Three early female weather pioneers have paved the way for other women in weather with achievements that are important for everyone to know.
Eunice Foote
Dating back to the nineteenth century, Eunice Foote helped discover the greenhouse gas effect on the planet. She worked closely in the 1820′s with Joseph Fourier, who wrote about how water vapor and carbon dioxide affect temperature. Foote conducted research linking sunlight and greenhouse gasses to potential planetary warming.
She also campaigned for women’s rights, signing the Declaration of Sentiments which demanded equality with men in social status and the right to vote.
Joanne Simpson
Joanne Simpson was the first woman in the United States to receive a Ph.D. in meteorology, which she received in 1949 from the University of Chicago.
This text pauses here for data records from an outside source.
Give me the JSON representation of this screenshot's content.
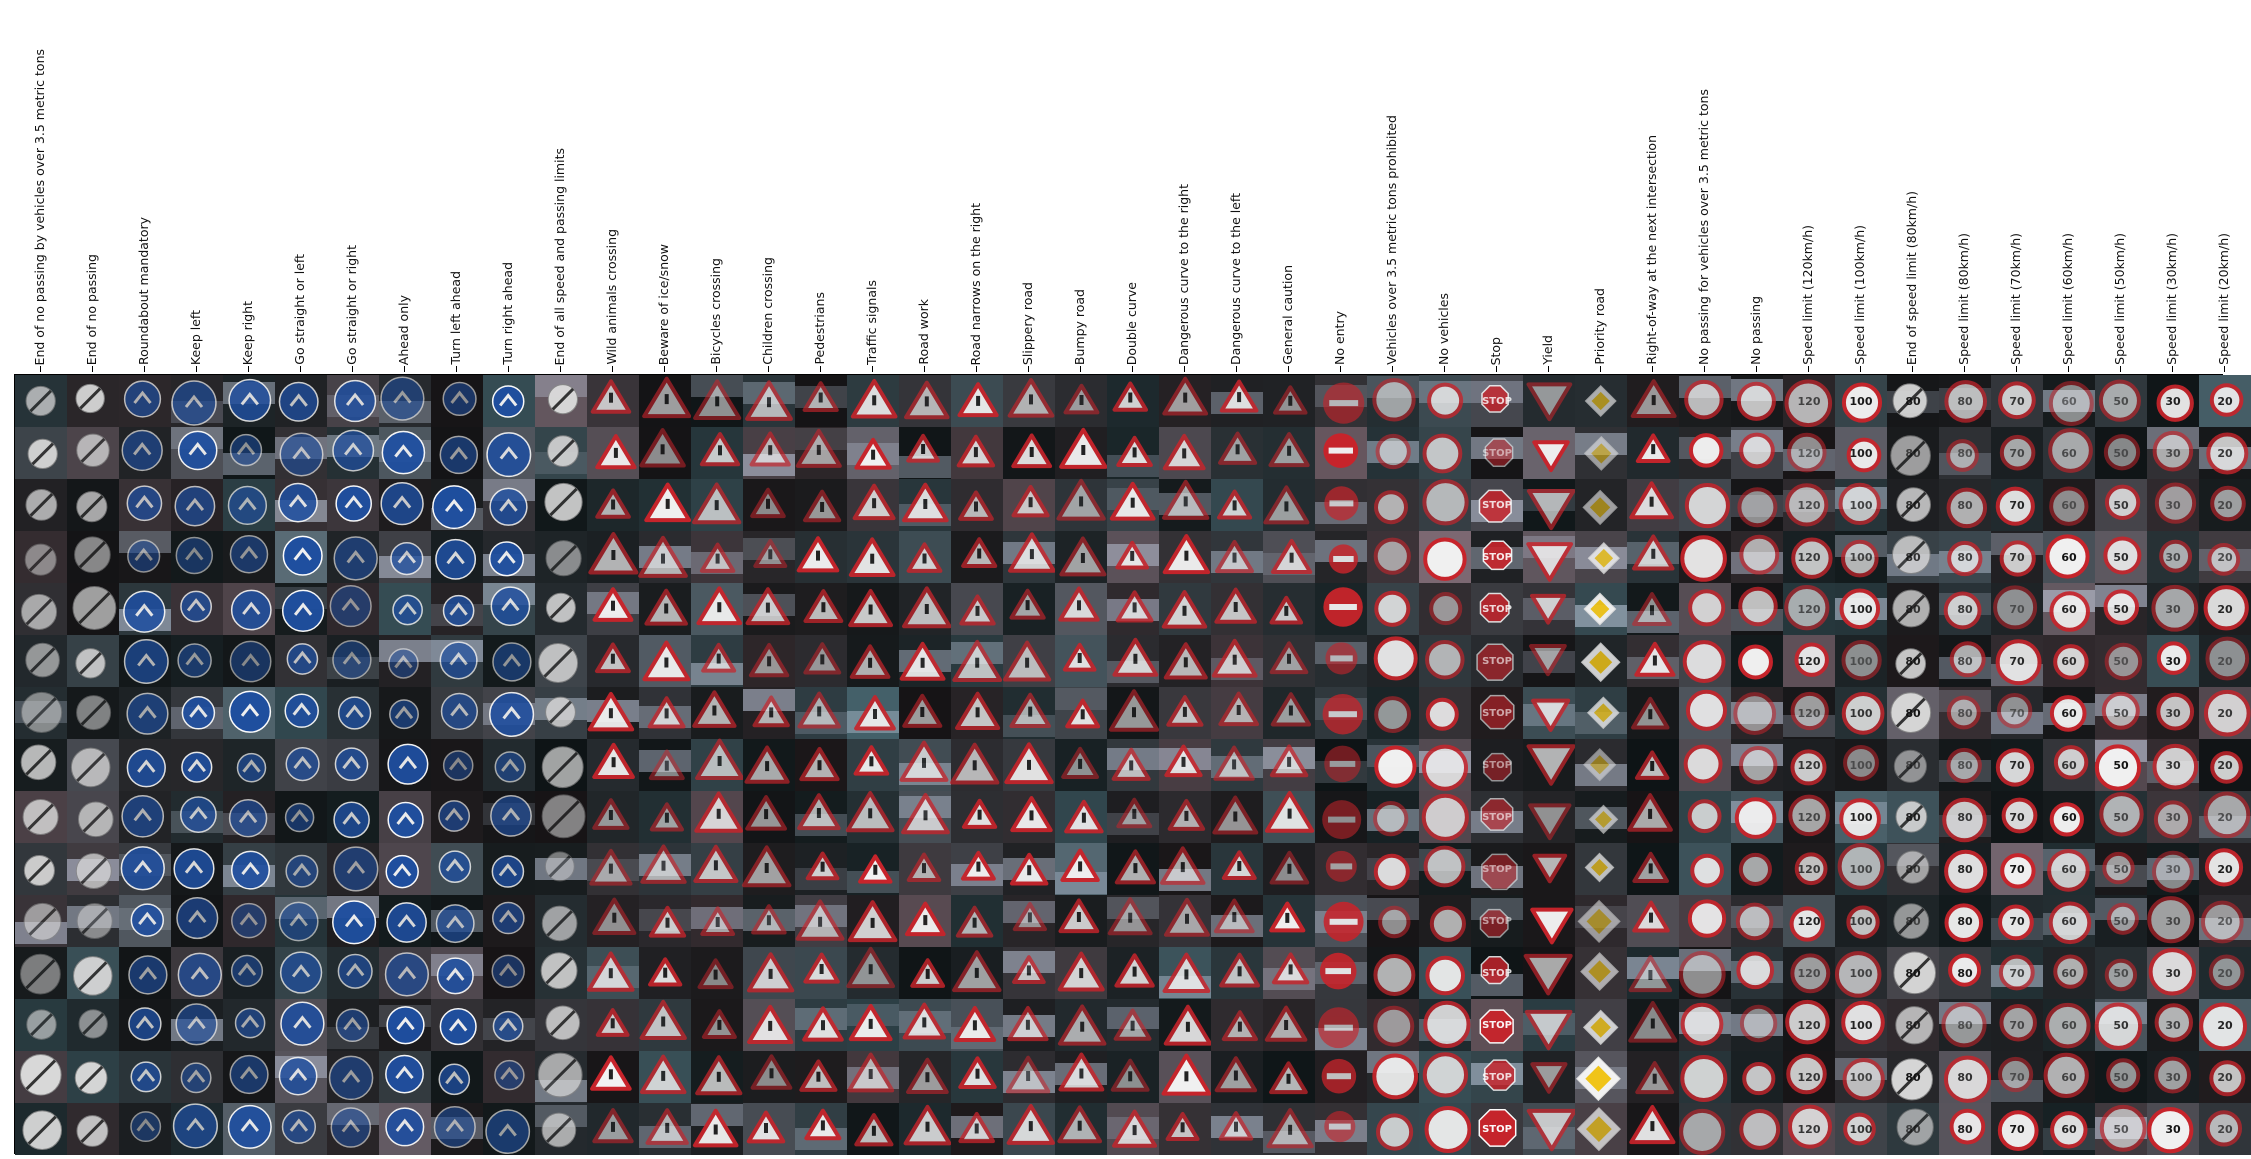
{
  "figure": {
    "columns": [
      "End of no passing by vehicles over 3.5 metric tons",
      "End of no passing",
      "Roundabout mandatory",
      "Keep left",
      "Keep right",
      "Go straight or left",
      "Go straight or right",
      "Ahead only",
      "Turn left ahead",
      "Turn right ahead",
      "End of all speed and passing limits",
      "Wild animals crossing",
      "Beware of ice/snow",
      "Bicycles crossing",
      "Children crossing",
      "Pedestrians",
      "Traffic signals",
      "Road work",
      "Road narrows on the right",
      "Slippery road",
      "Bumpy road",
      "Double curve",
      "Dangerous curve to the right",
      "Dangerous curve to the left",
      "General caution",
      "No entry",
      "Vehicles over 3.5 metric tons prohibited",
      "No vehicles",
      "Stop",
      "Yield",
      "Priority road",
      "Right-of-way at the next intersection",
      "No passing for vehicles over 3.5 metric tons",
      "No passing",
      "Speed limit (120km/h)",
      "Speed limit (100km/h)",
      "End of speed limit (80km/h)",
      "Speed limit (80km/h)",
      "Speed limit (70km/h)",
      "Speed limit (60km/h)",
      "Speed limit (50km/h)",
      "Speed limit (30km/h)",
      "Speed limit (20km/h)"
    ],
    "rows_per_column": 15,
    "sign_kinds": [
      "end-restriction",
      "end-restriction",
      "blue-circle-roundabout",
      "blue-circle-arrow",
      "blue-circle-arrow",
      "blue-circle-arrow",
      "blue-circle-arrow",
      "blue-circle-arrow",
      "blue-circle-arrow",
      "blue-circle-arrow",
      "end-restriction",
      "warning-triangle",
      "warning-triangle",
      "warning-triangle",
      "warning-triangle",
      "warning-triangle",
      "warning-triangle",
      "warning-triangle",
      "warning-triangle",
      "warning-triangle",
      "warning-triangle",
      "warning-triangle",
      "warning-triangle",
      "warning-triangle",
      "warning-triangle",
      "no-entry",
      "red-circle",
      "red-circle",
      "stop-octagon",
      "yield-triangle",
      "priority-diamond",
      "warning-triangle",
      "red-circle",
      "red-circle",
      "speed-limit",
      "speed-limit",
      "end-restriction",
      "speed-limit",
      "speed-limit",
      "speed-limit",
      "speed-limit",
      "speed-limit",
      "speed-limit"
    ],
    "sign_texts": {
      "28": "STOP",
      "34": "120",
      "35": "100",
      "36": "80",
      "37": "80",
      "38": "70",
      "39": "60",
      "40": "50",
      "41": "30",
      "42": "20"
    },
    "colors": {
      "sign_red": "#c8242b",
      "sign_blue": "#1f4fa0",
      "sign_white": "#f2f2f2",
      "sign_yellow": "#f0c419",
      "frame": "#000000"
    }
  }
}
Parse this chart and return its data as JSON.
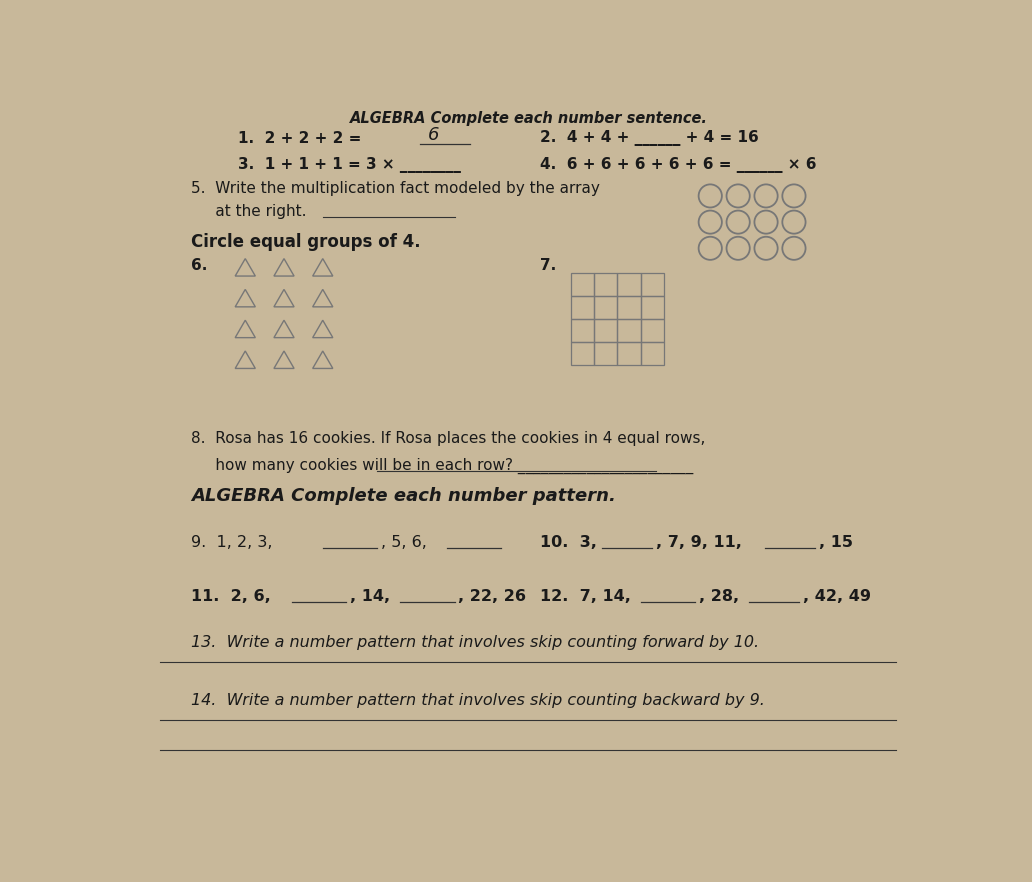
{
  "bg_color": "#c8b89a",
  "paper_color": "#f0ebe0",
  "title_text": "ALGEBRA Complete each number sentence.",
  "line1_left": "1.  2 + 2 + 2 = ",
  "line1_answer": "6",
  "line1_right": "2.  4 + 4 + _____ + 4 = 16",
  "line2_left": "3.  1 + 1 + 1 = 3 × _____",
  "line2_right": "4.  6 + 6 + 6 + 6 + 6 = _____ × 6",
  "line3a": "5.  Write the multiplication fact modeled by the array",
  "line3b": "     at the right. _______________________",
  "circle_header": "Circle equal groups of 4.",
  "q6": "6.",
  "q7": "7.",
  "q8a": "8.  Rosa has 16 cookies. If Rosa places the cookies in 4 equal rows,",
  "q8b": "     how many cookies will be in each row? _______________________",
  "algebra_header": "ALGEBRA Complete each number pattern.",
  "q9": "9.  1, 2, 3, _______, 5, 6, _______",
  "q10": "10.  3, _______, 7, 9, 11, _______, 15",
  "q11": "11.  2, 6, _______, 14, _______, 22, 26",
  "q12": "12.  7, 14, _______, 28, _______, 42, 49",
  "q13": "13.  Write a number pattern that involves skip counting forward by 10.",
  "q14": "14.  Write a number pattern that involves skip counting backward by 9.",
  "text_color": "#1a1a1a",
  "bold_color": "#111111",
  "shape_color": "#777777",
  "line_color": "#333333"
}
Simpson taught and researched meteorology at numerous universities as well as the federal government. Simpson contributed to many areas of the atmospheric sciences, especially tropical meteorology and pioneered cloud physics and hurricane hot towers.
June Bacon-Bercey
June Bacon-Bercey was the first African American to earn a Meteorology degree and the first woman to earn the prestigious American Meteorological Society Seal of Approval.
After earning her degree at UCLA in 1954, she worked as a forecaster for the U.S. Weather Bureau, and subsequently for the Atomic Energy Commission, assessing the impacts of atomic energy upon the atmosphere.
By 1970, she became a science reporter for WGR-TV, Buffalo, and within four months had become Chief Meteorologist for the station.
She was instrumental in laying the foundation for Women and Minorities and served on the board of the AMS to bring equality in these efforts.
She established a scholarship for women in meteorology in 1977, and helped fund the Jackson State University meteorology program to bring more Black Americans into the field. She passed away in 2019 but her legacy continues through the AMS annual June Bacon-Bercey Award for Broadcast Meteorology which recognizes a broadcast meteorologist for sustained long-term contributions to the community, or for outstanding work during a specific weather event.